Das Summen der Drohnen sei so konstant, dass die Bewohner am meisten Angst bekämen, wenn sie es nicht mehr hörten. „Die größte Gefahr für uns ist die Stille. Wenn es ruhig ist, wissen wir nicht, was als Nächstes passieren wird“, erzählt der Bischof Aid to the Church in Need (ACN) bei einem Besuch in der internationalen Zentrale des Hilfswerks in Königstein.
Der Krieg, der nach der umfassenden Invasion der Ukraine 2022 entbrannte, habe das Leben aller Menschen tiefgreifend verändert.
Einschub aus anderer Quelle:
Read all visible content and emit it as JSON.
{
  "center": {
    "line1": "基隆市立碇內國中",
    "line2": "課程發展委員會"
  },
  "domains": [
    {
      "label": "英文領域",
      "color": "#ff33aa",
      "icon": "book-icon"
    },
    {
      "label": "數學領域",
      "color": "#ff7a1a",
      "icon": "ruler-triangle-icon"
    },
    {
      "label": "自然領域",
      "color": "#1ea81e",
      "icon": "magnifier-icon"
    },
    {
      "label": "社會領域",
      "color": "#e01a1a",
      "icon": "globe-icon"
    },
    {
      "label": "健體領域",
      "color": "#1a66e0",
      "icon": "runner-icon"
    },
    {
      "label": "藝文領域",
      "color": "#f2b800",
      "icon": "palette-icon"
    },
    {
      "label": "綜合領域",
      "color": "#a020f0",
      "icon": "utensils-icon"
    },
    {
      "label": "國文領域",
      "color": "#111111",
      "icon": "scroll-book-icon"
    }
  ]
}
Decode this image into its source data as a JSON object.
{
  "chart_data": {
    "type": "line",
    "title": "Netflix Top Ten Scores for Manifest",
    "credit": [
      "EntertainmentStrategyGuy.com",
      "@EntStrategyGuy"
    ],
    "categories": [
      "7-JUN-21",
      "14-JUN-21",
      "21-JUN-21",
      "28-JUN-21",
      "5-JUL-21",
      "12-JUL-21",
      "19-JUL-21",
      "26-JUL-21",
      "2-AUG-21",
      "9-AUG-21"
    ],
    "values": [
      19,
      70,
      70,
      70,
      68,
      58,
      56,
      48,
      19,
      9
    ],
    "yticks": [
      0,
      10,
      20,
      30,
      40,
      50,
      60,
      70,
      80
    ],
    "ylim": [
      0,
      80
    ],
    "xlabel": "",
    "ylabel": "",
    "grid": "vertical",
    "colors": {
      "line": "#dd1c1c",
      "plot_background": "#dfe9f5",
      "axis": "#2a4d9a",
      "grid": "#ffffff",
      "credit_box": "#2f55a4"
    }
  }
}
Doch wer nahe an der Frontlinie lebe, wisse, dass jeder Tag der letzte sein könnte.
„Wir wissen, dass wir alles daransetzen müssen zu überleben. Nicht zu sterben, sondern zu leben. Wir tragen so viel Schmerz in uns, aber wir wissen, dass wir weiterleben müssen. Und das ist unser Leben. Wir leben von einem Tag zum nächsten. Manchmal, wenn wir uns begegnen, fragen wir: ‚Wie geht es dir?‘ – und die Antwort lautet schlicht: ‚Ich lebe noch.‘ Und das ist schon ein Hoffnungsschimmer.“
Vor diesem Hintergrund ist es kaum verwunderlich, dass Traumata sowohl bei Soldaten als auch bei Zivilisten weit verbreitet sind. Die Kirche hat schon früh erkannt, dass sie an dieser Stelle helfen muss.
„ACN hat uns mit Kursen unterstützt, in denen wir gelernt haben, mit Traumata umzugehen und zu versuchen, die Wunden zu heilen. Das ist ein wichtiger Teil meines Dienstes. Wir verfügen über Militärseelsorger, die mit Soldaten arbeiten, und wir sehen, wie sich diese Soldatenverändern, wenn sie zu ihren Familien zurückkehren. Das wirkt sich auch auf den Rest der Familie aus. Auch diejenigen, die ihr Zuhause oder ihr Eigentum verloren haben, leiden an Traumata. Ebenso Kriegsgefangene, die zurückkehren und wieder andere Wunden und Schmerzen mitbringen. Das ist sehr komplex. Deshalb ist es essenziell, den Menschen zuzuhören und ihnen auf unterschiedliche Weise zu helfen“, sagt Bischof Pavlo Honcharuk gegenüber ACN.

„Ich selbst und alle Priester und Schwestern erhalten eine kontinuierliche psychologische Ausbildung. Das ist wichtig, um Menschen bei psychischen Problemen, familiären Spannungen, Gewalt und sogar Selbstmordprävention zu unterstützen – denn letzterer ist leider ebenfalls ein großes Problem.“
ACN hat die katholische Kirche in der Ukraine bereits vor Kriegsbeginn unterstützt und seine Hilfe nach dem Angriff 2022 noch intensiviert. Besonders wichtig sind Generatoren, da russische Streitkräfte oft gezielt die Stromversorgung angreifen – vor allem im Winter. „Ohne Generatoren gibt es keine Heizung – ohne diese Hilfe könnten wir nicht leben!“, betont der Bischof.
Zudem gewährt ACN Hilfe für den Lebensunterhalt der Priester und Schwestern, die selbst in entlegenen Pfarreien weiterhin ihren Dienst leisten, und finanziert Fahrzeuge für Seelsorger, damit diese ihre Gemeinden erreichen können.
„Wir wissen, dass wir auf ACN vertrauen und uns auf seine Unterstützung verlassen können, und das bedeutet uns sehr viel. Wenn wir Hilfe benötigen, melden wir uns, und ACN reagiert sofort. Ich danke allen Wohltätern für ihre Gebete, ihre Solidarität und ihre finanzielle Unterstützung. ACN ist für uns wie eine Hand Gottes, die uns durch den Alltag trägt. Danke! Ihr seid bei uns, und durch euch wirkt Gott.”